Endothelial vascular cell adhesion molecule-1 (VCAM-1) is expressed in response to cytokine stimulation and plays a critical role in inflammatory reactions. Previously, we developed a novel VCAM-1 inhibitor that acts through a mechanism independent of nuclear factor-kappaB activity. It suppresses the binding activity of GATA proteins in cytokine-stimulated endothelial cells, which may be related to the anti-VCAM-1 induction effect of this drug. In this study, we investigated the role of GATA proteins in the induction of VCAM-1 by tumor necrosis factor-alpha (TNF-alpha) in human endothelial cells. The mRNA expression of GATA-6 was increased, whereas GATA-3 mRNA was decreased by TNF-alpha stimulation.
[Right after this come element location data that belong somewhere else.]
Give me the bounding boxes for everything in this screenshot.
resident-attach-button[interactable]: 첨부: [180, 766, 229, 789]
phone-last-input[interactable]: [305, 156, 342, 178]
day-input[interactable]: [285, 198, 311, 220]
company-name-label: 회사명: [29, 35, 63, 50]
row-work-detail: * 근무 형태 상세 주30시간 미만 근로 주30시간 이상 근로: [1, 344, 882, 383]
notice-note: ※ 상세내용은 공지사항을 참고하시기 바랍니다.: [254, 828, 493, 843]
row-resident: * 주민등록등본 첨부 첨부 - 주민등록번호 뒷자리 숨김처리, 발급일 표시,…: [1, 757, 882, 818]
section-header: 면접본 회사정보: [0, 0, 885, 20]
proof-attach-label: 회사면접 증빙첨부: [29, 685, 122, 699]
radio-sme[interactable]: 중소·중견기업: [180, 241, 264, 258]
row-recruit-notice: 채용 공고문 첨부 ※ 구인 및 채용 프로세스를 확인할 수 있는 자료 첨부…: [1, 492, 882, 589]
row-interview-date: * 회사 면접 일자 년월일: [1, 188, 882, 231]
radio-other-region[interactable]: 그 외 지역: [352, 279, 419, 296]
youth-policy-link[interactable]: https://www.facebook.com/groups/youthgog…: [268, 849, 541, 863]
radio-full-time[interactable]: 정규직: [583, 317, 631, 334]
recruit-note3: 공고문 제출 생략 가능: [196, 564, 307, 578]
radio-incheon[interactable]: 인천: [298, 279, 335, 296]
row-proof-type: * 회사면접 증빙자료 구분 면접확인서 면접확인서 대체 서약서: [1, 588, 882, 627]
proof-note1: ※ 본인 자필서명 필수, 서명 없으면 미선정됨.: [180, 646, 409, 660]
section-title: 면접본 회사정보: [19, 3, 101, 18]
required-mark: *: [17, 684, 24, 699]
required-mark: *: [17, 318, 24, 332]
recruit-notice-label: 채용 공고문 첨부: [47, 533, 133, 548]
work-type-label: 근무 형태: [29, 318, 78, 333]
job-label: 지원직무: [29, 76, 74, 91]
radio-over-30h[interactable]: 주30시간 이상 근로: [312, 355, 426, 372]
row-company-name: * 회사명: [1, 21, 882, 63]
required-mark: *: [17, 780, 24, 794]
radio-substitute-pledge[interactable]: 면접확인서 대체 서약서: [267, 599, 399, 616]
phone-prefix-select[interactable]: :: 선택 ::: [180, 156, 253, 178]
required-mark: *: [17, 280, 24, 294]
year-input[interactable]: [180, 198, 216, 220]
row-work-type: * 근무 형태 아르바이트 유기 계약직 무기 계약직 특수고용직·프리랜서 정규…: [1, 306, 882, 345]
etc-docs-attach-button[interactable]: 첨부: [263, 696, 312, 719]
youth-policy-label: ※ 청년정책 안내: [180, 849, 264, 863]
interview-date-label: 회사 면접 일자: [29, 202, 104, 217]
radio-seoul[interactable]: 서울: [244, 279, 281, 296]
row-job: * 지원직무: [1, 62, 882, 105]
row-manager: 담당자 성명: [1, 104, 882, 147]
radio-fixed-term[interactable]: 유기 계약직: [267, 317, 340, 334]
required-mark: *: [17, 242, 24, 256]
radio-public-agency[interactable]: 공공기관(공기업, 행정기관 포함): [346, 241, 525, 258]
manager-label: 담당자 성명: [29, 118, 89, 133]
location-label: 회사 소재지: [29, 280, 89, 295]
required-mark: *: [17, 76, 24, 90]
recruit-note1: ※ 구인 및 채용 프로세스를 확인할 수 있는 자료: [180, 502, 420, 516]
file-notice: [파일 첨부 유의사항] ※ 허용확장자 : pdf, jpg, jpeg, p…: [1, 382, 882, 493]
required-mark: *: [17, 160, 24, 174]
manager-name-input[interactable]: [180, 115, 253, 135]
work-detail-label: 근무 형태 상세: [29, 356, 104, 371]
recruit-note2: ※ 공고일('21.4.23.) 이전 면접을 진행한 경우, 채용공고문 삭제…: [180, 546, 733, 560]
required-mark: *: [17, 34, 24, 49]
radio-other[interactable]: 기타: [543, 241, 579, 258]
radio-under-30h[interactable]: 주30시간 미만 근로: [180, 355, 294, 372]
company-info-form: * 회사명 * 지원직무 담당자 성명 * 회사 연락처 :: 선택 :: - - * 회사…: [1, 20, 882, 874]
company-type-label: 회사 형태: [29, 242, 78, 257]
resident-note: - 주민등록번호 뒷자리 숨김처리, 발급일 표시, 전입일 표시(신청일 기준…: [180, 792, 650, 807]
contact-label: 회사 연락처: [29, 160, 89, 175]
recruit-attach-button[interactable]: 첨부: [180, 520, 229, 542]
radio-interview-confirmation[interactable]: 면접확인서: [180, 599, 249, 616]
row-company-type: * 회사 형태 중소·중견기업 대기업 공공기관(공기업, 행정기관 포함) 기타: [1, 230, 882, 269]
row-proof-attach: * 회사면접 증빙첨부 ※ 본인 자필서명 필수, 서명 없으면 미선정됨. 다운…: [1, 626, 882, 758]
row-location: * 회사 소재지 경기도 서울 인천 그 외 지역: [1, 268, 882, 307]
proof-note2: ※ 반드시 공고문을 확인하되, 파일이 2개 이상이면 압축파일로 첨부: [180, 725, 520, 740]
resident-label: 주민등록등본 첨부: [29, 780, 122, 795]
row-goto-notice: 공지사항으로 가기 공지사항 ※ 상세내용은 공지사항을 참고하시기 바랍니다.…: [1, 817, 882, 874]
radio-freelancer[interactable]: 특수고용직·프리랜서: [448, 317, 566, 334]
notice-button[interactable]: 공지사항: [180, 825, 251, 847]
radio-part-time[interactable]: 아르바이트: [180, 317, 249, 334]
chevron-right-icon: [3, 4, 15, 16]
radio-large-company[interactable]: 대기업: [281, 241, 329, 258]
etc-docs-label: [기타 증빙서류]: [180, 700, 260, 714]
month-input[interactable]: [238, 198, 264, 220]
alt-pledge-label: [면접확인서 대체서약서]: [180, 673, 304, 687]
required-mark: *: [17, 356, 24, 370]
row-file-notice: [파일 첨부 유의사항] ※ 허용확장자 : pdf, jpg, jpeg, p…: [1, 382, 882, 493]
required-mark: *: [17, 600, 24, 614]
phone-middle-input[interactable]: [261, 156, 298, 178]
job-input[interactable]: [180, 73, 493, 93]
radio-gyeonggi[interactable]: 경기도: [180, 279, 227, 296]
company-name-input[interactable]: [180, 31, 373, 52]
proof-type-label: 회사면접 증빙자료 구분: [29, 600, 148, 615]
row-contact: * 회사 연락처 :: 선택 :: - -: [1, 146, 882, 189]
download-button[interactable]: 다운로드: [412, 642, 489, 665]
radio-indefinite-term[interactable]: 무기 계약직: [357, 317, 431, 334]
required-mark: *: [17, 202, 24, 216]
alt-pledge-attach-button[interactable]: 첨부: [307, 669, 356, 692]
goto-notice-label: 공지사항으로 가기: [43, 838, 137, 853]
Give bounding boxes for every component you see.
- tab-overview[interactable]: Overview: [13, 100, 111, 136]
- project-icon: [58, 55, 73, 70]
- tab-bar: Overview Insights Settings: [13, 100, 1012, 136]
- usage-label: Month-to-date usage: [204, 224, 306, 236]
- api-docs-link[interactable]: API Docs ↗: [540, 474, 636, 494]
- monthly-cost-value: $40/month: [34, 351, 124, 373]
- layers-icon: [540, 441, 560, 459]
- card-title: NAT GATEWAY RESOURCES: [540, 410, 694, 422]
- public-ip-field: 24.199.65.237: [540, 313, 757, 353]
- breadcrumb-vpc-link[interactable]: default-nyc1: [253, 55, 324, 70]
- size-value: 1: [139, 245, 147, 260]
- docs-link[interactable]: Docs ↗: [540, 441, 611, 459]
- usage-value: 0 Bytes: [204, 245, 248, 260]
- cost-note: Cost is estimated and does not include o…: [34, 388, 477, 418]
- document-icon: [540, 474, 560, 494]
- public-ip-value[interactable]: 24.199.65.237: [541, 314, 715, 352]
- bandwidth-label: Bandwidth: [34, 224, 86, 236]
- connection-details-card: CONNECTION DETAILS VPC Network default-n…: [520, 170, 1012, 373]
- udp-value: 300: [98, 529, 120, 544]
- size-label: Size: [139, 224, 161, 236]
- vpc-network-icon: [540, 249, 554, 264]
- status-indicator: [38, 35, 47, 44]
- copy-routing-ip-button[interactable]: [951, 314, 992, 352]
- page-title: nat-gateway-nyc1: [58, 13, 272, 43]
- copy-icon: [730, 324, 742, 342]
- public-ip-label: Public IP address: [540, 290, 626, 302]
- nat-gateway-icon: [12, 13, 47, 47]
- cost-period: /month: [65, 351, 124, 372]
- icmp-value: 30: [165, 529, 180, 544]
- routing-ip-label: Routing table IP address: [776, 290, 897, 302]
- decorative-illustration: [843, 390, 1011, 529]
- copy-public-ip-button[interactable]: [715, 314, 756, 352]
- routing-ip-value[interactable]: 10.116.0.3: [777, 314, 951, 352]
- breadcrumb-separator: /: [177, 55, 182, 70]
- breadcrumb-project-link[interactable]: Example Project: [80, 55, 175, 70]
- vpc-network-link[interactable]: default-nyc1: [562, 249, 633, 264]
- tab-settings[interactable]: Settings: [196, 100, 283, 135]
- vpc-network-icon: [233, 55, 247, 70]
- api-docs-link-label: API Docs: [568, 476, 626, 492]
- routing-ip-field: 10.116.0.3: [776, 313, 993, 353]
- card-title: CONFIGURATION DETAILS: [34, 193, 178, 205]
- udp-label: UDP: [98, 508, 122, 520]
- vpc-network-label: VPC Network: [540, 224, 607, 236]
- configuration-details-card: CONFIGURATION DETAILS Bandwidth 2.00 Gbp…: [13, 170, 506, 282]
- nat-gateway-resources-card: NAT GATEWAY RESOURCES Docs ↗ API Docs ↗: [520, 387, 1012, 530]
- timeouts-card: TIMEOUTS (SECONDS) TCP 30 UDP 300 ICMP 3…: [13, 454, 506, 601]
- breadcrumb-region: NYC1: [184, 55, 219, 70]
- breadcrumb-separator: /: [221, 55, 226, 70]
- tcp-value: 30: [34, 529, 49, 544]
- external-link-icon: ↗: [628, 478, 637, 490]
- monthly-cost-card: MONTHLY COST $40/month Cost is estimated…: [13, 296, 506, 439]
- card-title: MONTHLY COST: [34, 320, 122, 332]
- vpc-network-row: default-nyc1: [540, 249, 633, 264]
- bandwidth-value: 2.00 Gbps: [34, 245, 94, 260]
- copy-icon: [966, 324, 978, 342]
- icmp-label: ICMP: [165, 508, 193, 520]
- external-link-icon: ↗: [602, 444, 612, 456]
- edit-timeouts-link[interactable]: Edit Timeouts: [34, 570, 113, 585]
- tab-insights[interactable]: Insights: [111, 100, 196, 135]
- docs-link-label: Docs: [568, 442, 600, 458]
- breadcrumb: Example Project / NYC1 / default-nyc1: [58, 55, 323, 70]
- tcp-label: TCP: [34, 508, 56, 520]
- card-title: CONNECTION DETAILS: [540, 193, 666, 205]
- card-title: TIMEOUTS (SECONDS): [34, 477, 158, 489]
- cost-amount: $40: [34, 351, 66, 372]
Electrophoretic mobility shift assay showed that TNF-alpha stimulation increased the DNA binding of GATA-6 but decreased that of GATA-3. Experiments using protein overexpression or antisense oligonucleotides revealed that GATA-6 potently acts as a positive regulator of VCAM-1 gene transcription. In contrast, overexpression of GATA-3 was able to suppress TNF-alpha-induced VCAM-1 expression. Our results provide evidence of the importance of GATA proteins in the induction of VCAM-1 by TNF-alpha in vascular endothelial cells. The switch from GATA-3 to GATA-6 is taken to be an important transcriptional control event in TNF-alpha induction of VCAM-1.